Ludwig von Schwanthaler
Burg Schwaneck, or Castle Schwaneck, is the dream come true of a man who refused to grow up, of a man who believed in the romance of the Middle Ages: his name was Ludwig von Schwanthaler, and he was a sculptor. In early 19th century Munich he and his friends re-enacted the feudal world of knighthood and minnesong. Among these reborn knights, one drank to each others health, wielding heavy beer stones over dark, massive oak tables. One adopted an ancient pen name (Schwanthaler called himself “Storchenauer”), wore medieval costumes and watched olde-worlde lyrical dramas – in short, it was modern to cheer the good old times – which back then was enough to shock their contemporary philistines. In his everyday life Schwanthaler was a much celebrated artist who enjoyed the patronage of Ludwig I, King of Bavaria.
König Ludwig I
Because of his merits as an artist (Schwanthaler had, among many other works, created the bronze Bavaria, now to be admired on Theresienwiese in Munich) the king knighted Schwanthaler. With the title came a plot of land in Pullach, a little village south of Munich, above the Isar river and with a nice view of the Alps. There the sculptor wanted his castle built, starting out with splendid blueprints. The money disposable, however, turned out to be more limiting a factor than Schwanthaler had envisioned, so the grand castle shrivelled down to basically the square tower building still visible today with its octagonal staircase annex and a battlement wall all around. In 1843, the castle was officially opened with a mock siege. In the years to follow, it served as a backdrop and playground in many knight games. Schwanthaler could not enjoy his castle for very long, since he died already in 1848. Schwaneck fell to his cousin, later to his cousin’s heirs.
In 1863, Karl Mayr Ritter und Edler von Mayerfels bought the castle and began soon to add new buildings and reconstruct the existing. Mayr was also a great fan of the Middle Ages and collected everything about it. He commissioned the round tower and the predecessor to the hall now known as Knight’s Hall.
Artist Edith Wentworth-Dunbar
The next owner of Burg Schwaneck was the English painter Edith Wentworth-Dunbar, who had been drawn to Munich by its lively arts scene. She and her sister inhabited Burg Schwaneck until shortly before the turn of the century, enjoying the view of the Isar valley and the mountains all the while. They did not add new walls to the castle but were avid growers of vegetables and fruits in the rambling gardens.
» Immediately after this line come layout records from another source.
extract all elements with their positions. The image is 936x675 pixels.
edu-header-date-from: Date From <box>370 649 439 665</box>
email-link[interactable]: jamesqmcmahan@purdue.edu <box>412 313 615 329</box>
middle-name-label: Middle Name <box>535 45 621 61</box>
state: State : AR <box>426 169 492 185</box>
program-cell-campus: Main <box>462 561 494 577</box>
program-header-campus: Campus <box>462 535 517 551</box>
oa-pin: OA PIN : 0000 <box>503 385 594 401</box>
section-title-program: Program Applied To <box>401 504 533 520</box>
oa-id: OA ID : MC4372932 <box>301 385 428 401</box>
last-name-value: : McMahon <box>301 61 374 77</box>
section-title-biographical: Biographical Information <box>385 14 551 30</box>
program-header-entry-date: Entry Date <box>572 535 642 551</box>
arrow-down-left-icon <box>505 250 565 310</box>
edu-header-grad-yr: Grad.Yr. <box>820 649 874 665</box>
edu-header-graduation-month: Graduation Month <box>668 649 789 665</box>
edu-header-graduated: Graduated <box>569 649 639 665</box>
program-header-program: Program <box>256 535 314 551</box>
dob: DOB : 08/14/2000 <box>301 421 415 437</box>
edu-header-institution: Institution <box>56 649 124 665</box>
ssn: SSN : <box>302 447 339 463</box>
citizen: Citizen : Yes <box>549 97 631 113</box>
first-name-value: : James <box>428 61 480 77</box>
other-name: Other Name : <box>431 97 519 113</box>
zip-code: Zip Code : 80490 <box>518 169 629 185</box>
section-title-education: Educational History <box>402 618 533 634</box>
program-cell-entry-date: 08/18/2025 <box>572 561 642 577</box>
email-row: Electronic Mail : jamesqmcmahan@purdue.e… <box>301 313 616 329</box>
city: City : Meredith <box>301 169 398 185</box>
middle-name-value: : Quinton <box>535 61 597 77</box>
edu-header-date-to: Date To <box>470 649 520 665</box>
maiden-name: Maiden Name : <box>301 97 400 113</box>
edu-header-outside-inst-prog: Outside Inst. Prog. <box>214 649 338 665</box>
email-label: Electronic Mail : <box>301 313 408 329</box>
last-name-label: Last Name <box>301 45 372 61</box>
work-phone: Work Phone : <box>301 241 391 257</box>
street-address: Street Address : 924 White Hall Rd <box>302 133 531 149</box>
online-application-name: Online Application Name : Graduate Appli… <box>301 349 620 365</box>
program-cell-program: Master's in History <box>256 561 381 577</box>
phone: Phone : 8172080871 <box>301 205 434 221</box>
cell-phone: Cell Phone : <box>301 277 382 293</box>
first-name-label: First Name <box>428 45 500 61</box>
Jakob Heilmann, a wealthy construction entrepreneur, turned Schwaneck into a representative and comfortable family estate by adding a five-story residential building. He modernized the knight’s hall and had a drawbridge installed at the main gate. Thus reinforced, Burg Schwaneck became a hub of social life again.
Heilmann died in the 20s; Schwaneck fell to his son, Otto. In the years between the wars and after the end of World War II nothing was added to the compound - maintaining the place was difficult enough. As a family estate Schwaneck was no longer needed, and not much else was happening, when out of the group of heirs the impulse came to turn Burg Schwaneck into a center for the county’s youth.
Landkreis (country) München
In 1955 Landkreis (county) München purchased the castle and handed it over to Kreisjugendring München-Land. The opening was reminiscent of its very first opening: more than 2000 boys and girls put the castle under siege – and then conquered it for themselves.